As well as being funny, this sequence smartly deflects familiar anxieties in a gay-aware/ gay-obsessed world - making the possibility of sex between our buddies the fantasy of gays in hair-nets or fat, ugly homophobic cops.

Later, however, Hutch - having put an out-of-it Starsky (who has confused artificial sweetener with cocaine) to bed - makes out with a couple of cheerleader gal pals, whom he asks to kiss for him, which they do, willingly. Apparently, female friendship can - Yes, it's true! - be explicitly erotic; male friendship mustn't be, unless it's against your will and you're pretending to be dragons.

Actually, the notion that on-screen buddies might really do anything for one another isn't just the concept of gays or homophobes. It's the rather explicit fantasy of the thousands of straight women who write and consume "slash" fiction - online narrative pornography where Kirk/Spock, Batman/Robin, Sam/Frodo, and, yes, Starsky/Hutch are brought together by a "/" and a very graphic, very messy consummation of their on-screen romance. The interest many women have in the (very) carnal possibility of male friendship probably had something to do with why millions of them on both sides of the Atlantic watched Queer as Folk; the storyline of friendship-turned-lustful didn't really make much sense in the gay world it was supposedly set in, where sex usually comes first and friendship later, but was something women responded to.

If you think I'm making too much of that one prison visit scene in Starsky & Hutch, I should point out that that scene is making too much of itself. Bear in mind that Ben Stiller directed The Cable Guy, an extremely knowing and darkly funny buddy flick starring Jim Carrey - rather better than Starsky and Hutch, but a commercial disaster. In it there's another prison visit scene: Carrey torments poor incarcerated Matthew Broderick (who he framed because he wouldn't be his buddy) by re-enacting the scene from Midnight Express where Brad Davies orders his tearful girlfriend to push her breasts against the glass screen. "Oh, Billy!" Carrey sobs loudly, hiking up his shirt and pressing his hairy nipple against the glass. In front of the other, hardened cons. In the same film, Owen Wilson is assaulted in the mens' room by Carrey dressed as Freddie Mercury, who forces him to fellate a hand-drier.

The irony of all these ironies gives me a headache - not to mention making me somewhat afraid to commit. America today is far too knowing a place for buddies of the Seventies variety. It's not big or bluff or breezy enough any more. And there isn't as much chest hair. It seems to have become very middle-class and suburban - buddiness was a staple of blue-collar America.

The biggest irony, however, may be that it was people like me who helped do for male marriage. The increased visibility of homosexuality since the Seventies has clearly made on-screen male togetherness problematic; it's now sleeping on the couch. To be honest, if I thought that banning new-fangled gay marriage would help bring back good old-fashioned male marriage I would probably be its most vocal advocate, but it's far too late for that.

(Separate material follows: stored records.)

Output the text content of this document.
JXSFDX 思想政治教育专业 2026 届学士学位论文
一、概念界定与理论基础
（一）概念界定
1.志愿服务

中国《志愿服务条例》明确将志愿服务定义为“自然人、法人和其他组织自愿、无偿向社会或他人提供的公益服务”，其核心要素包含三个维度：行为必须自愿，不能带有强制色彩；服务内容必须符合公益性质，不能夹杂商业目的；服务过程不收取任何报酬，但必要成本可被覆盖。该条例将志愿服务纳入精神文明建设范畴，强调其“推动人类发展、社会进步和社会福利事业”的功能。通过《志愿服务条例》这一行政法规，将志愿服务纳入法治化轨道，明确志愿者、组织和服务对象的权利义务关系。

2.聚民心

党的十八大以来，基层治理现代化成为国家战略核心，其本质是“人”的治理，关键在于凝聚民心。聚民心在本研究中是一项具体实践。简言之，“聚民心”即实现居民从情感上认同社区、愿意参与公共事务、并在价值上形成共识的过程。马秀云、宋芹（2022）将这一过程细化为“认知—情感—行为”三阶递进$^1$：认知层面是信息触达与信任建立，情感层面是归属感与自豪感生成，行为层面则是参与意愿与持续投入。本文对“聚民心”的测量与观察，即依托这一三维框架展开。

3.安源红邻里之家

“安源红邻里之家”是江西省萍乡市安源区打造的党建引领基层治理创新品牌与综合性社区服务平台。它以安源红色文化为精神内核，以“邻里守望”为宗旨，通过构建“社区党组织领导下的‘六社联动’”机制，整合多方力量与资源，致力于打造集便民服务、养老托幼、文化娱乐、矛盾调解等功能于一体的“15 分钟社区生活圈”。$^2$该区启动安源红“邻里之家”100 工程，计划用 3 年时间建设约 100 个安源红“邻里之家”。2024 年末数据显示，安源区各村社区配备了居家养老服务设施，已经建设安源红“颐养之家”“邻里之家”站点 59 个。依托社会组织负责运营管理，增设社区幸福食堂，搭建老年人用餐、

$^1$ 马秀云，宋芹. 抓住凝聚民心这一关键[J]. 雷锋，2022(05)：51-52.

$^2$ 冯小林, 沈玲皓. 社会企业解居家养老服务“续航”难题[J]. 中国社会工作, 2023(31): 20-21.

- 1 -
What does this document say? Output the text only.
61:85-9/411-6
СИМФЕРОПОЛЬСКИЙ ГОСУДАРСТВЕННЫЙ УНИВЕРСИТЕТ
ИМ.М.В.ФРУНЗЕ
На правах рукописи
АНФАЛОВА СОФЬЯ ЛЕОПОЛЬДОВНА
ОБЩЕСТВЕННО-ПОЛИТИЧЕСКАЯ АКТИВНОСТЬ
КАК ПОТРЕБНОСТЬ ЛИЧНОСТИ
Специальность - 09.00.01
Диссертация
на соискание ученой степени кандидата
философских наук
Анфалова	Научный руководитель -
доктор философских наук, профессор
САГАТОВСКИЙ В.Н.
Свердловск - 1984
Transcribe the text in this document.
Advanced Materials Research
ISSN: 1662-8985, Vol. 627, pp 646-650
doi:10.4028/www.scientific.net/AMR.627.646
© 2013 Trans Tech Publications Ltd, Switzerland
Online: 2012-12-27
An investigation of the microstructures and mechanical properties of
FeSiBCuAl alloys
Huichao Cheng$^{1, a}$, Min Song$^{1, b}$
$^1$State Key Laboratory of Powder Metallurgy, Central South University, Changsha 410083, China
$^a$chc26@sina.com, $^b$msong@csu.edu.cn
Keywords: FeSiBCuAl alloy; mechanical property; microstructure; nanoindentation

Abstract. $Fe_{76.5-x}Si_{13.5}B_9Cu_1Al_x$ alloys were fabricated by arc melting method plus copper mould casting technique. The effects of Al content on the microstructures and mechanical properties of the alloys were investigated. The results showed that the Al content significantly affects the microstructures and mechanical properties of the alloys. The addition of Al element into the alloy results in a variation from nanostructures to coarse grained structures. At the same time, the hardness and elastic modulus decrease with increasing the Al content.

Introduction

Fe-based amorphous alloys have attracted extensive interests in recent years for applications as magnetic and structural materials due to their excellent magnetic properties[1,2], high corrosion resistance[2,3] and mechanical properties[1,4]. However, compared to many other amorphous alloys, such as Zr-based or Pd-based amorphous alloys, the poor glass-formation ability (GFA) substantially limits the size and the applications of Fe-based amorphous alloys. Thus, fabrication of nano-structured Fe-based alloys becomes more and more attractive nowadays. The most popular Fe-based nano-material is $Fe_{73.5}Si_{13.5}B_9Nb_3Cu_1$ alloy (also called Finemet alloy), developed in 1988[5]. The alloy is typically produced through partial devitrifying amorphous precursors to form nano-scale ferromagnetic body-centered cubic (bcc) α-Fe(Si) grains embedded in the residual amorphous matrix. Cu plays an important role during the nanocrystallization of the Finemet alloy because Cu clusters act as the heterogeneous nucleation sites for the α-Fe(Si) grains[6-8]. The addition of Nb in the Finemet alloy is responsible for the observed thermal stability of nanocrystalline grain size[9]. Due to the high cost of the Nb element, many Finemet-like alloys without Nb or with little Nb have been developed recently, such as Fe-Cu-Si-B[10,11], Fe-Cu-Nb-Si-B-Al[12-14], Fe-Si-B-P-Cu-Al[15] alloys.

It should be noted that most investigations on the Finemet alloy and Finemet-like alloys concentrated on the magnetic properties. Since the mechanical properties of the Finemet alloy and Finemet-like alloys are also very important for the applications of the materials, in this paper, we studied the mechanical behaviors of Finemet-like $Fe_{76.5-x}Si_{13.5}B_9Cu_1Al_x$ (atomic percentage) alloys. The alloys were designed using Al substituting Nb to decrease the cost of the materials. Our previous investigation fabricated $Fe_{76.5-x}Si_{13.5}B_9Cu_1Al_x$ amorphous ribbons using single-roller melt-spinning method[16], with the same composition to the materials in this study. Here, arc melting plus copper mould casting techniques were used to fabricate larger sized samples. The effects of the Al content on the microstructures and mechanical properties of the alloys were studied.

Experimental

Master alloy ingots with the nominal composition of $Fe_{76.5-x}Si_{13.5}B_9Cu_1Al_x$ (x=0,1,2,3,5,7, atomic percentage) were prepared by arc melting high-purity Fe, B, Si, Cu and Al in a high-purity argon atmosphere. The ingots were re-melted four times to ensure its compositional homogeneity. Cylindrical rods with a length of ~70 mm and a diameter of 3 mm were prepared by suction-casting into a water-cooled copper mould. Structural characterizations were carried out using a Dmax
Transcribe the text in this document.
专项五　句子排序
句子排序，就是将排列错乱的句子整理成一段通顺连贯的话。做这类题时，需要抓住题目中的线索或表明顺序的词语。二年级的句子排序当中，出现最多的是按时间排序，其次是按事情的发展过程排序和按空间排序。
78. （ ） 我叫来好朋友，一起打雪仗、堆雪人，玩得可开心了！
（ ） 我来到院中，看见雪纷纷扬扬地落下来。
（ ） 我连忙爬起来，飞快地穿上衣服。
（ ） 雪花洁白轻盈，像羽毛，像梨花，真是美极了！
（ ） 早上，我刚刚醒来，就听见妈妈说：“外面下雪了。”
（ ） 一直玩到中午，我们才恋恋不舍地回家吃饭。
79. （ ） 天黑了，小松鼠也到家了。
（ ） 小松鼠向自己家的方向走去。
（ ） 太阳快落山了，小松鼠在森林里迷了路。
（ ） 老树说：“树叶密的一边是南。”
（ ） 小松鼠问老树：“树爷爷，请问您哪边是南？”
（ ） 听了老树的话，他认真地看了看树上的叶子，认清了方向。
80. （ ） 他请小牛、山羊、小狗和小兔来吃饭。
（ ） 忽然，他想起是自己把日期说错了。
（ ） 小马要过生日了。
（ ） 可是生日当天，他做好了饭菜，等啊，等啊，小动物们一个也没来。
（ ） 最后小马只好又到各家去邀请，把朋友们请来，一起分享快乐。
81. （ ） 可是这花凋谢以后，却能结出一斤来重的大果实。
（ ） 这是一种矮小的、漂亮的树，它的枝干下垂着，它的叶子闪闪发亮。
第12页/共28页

Perhaps the only solution is to give the slash ladies what they want and leave the guys to catch up with it. Maybe the already-mooted sequel to Starsky and Hutch (or the planned film version of The Dukes of Hazzard) should feature an actual marriage scene instead of a symbolic one. Though, of course, if Bush's Amendment to the American Constitution is passed, this would mean even more dodgy prison scenes.